From glossy video shoots to pricey broadcast network buys, TV ad campaigns can cost millions to create and distribute. Yet when it comes to measuring those campaigns, advertisers are left to contend with fuzzy math and outdated metrics.
As it stands, the most widely-accepted tactics for measuring TV ad effectiveness often give platforms like Google and Facebook far too much credit for conversions — making TV look ineffective (and overly expensive) as a result. The bottom line is that despite the cachet, TV ads don’t get appropriate credit for how well they’re able to influence consumer behavior.
We think it’s time for that to change.
Consider this typical example.
I’m watching TV and see an ad for the new version of the Ford Expedition SUV. I’m in the market for a new truck, but it takes a few weeks (and seeing the ad maybe three more times) before I take action. When I finally do, I pull out my laptop and do a Google search for “Ford Expedition,” and wind up clicking on one of their search ads to check out more information on their website, but don’t make a purchase. Later that day I see a Ford ad on Facebook in between my friends’ posts about what they ate for breakfast and lunch and then click through to book a test drive with my local dealer. This journey does wonderful things for the value of Google and Facebook ads, but it does not appropriately assign value to TV ads, which is why TV is generally so undervalued.
You can’t credit what you can’t measure
This is ultimately a function of measurement (or the lack thereof).
TV has historically been measured by “reach and frequency” metrics, which are typically compiled using panels of a limited number of households that agree to share their family viewing habits. Panels vary in size, but for the most part, sample behaviors from 15,000 households are extrapolated to determine how millions of other viewers reacted to a campaign.
This “panel” approach to measurement has been in effect since the early 1960s, and to say that it’s outdated may be more than an understatement. It’s an astonishing accomplishment for a standard that directs/dictates tens of billions of dollars in investment per year to be that bad for so long.

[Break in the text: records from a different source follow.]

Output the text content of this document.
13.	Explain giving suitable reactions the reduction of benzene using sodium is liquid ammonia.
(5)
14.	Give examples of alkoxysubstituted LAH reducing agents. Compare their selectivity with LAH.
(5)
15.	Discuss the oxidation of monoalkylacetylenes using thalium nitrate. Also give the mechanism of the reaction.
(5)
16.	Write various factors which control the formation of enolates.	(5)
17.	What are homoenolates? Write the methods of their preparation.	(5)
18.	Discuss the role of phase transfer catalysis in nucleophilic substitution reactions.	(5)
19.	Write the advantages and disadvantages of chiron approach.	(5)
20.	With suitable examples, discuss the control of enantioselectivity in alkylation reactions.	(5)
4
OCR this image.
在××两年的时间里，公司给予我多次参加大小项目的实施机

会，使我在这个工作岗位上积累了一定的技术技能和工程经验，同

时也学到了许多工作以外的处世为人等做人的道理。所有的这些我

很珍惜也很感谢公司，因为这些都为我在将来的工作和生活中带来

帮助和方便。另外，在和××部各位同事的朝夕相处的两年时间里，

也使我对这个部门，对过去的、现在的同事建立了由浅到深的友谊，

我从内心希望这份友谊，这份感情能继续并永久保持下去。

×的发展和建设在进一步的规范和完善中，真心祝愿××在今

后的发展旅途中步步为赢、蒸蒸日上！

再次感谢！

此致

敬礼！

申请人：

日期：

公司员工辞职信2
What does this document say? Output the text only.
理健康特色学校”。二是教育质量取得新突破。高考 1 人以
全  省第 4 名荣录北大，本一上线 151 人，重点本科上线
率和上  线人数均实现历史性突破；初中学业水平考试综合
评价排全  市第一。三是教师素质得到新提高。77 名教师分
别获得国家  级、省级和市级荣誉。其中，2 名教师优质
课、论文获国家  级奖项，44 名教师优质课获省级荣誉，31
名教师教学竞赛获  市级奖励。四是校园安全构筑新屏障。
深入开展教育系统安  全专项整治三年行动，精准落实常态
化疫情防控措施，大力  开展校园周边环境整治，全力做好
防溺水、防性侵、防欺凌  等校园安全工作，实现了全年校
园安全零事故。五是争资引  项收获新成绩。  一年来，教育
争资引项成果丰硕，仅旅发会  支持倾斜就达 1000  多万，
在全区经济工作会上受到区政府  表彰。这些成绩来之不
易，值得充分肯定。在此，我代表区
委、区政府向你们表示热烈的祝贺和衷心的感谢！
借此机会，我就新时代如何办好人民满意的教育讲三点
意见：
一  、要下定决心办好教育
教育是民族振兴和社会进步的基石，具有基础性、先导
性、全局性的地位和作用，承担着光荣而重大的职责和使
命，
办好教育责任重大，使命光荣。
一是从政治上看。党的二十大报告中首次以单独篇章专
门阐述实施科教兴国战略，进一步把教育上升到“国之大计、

Hell, I’m surprised one of the major digital “walled gardens” hasn’t acquired the “legacy measurement” company just to perpetuate this outdated–but still widely-accepted–measurement approach that shifts all of the value away from TV into digital.
A glimpse into the future of TV advertising
The proliferation of connected TVs (CTVs) — that’s 90 million households reaching an audience of more than 200M and counting — means that TV ads are increasingly running on (nearly) the same tech infrastructure as digital channels, like display, search and social.
With direct connections to the Internet, as well as the ability to track which ads actually showed up on the CTV screens and when CTV advertising has the technical potential to provide advertisers the granular measurement and accountability that they’ve come to rely on from digital. As this potential becomes reality with the development of better, more attributable TV measurement, the advertising ecosystem will undergo a fundamental rebalancing in favor of the truth about which ad mediums are most effective at driving consumer awareness, purchase consideration, and buying decisions.
What is that truth?
The truth is that TV is massively effective in terms of driving awareness and consideration, but the final steps–taking action–often happen digitally.
In situations where a TV campaign actually influenced 80 percent of the decision-making process, the final 20 percent — the search, the click, or the call — gets handed off to Google. As it stands now, Google (or Facebook) gets all the credit, and the TV campaign looks like an expensive exercise in driving unquantifiable “awareness.”
But by leveraging the power of automation, advertising technology, and a bit of R&D, companies like tvScientific (and others to come) will be able to illustrate this “multi-touch” attribution dynamic with increasing levels of detail, which will result in TV finally getting the credit it’s due. After all, it’s the original, most influential advertising medium in the world.
Coming soon – a re-invented, revitalized TV advertising industry
Over the next few years (or sooner) as TV measurement approaches parity with digital, it will become increasingly clear that TV is a major driver of consumer behavior and more advertisers will want to participate.
In parallel, participation in TV advertising, which is historically very difficult and expensive, will become far more accessible. TV advertising will be supported by an entire ecosystem of tech companies emerging to help advertisers develop TV ad creatives, including the integration of new direct response mechanisms like in-ad QR codes. Companies like tvScientific will make it simple for any advertiser to access TV inventory and measurement via self-service platforms, enabling marketers to set up and execute measurable TV campaigns in minutes. In short, the TV ad landscape will evolve to resemble digital marketplace models where millions of advertisers participate in a healthy ecosystem, benefiting consumers via more targeted offers, and publishers via more competition, and thus higher prices, for their ads.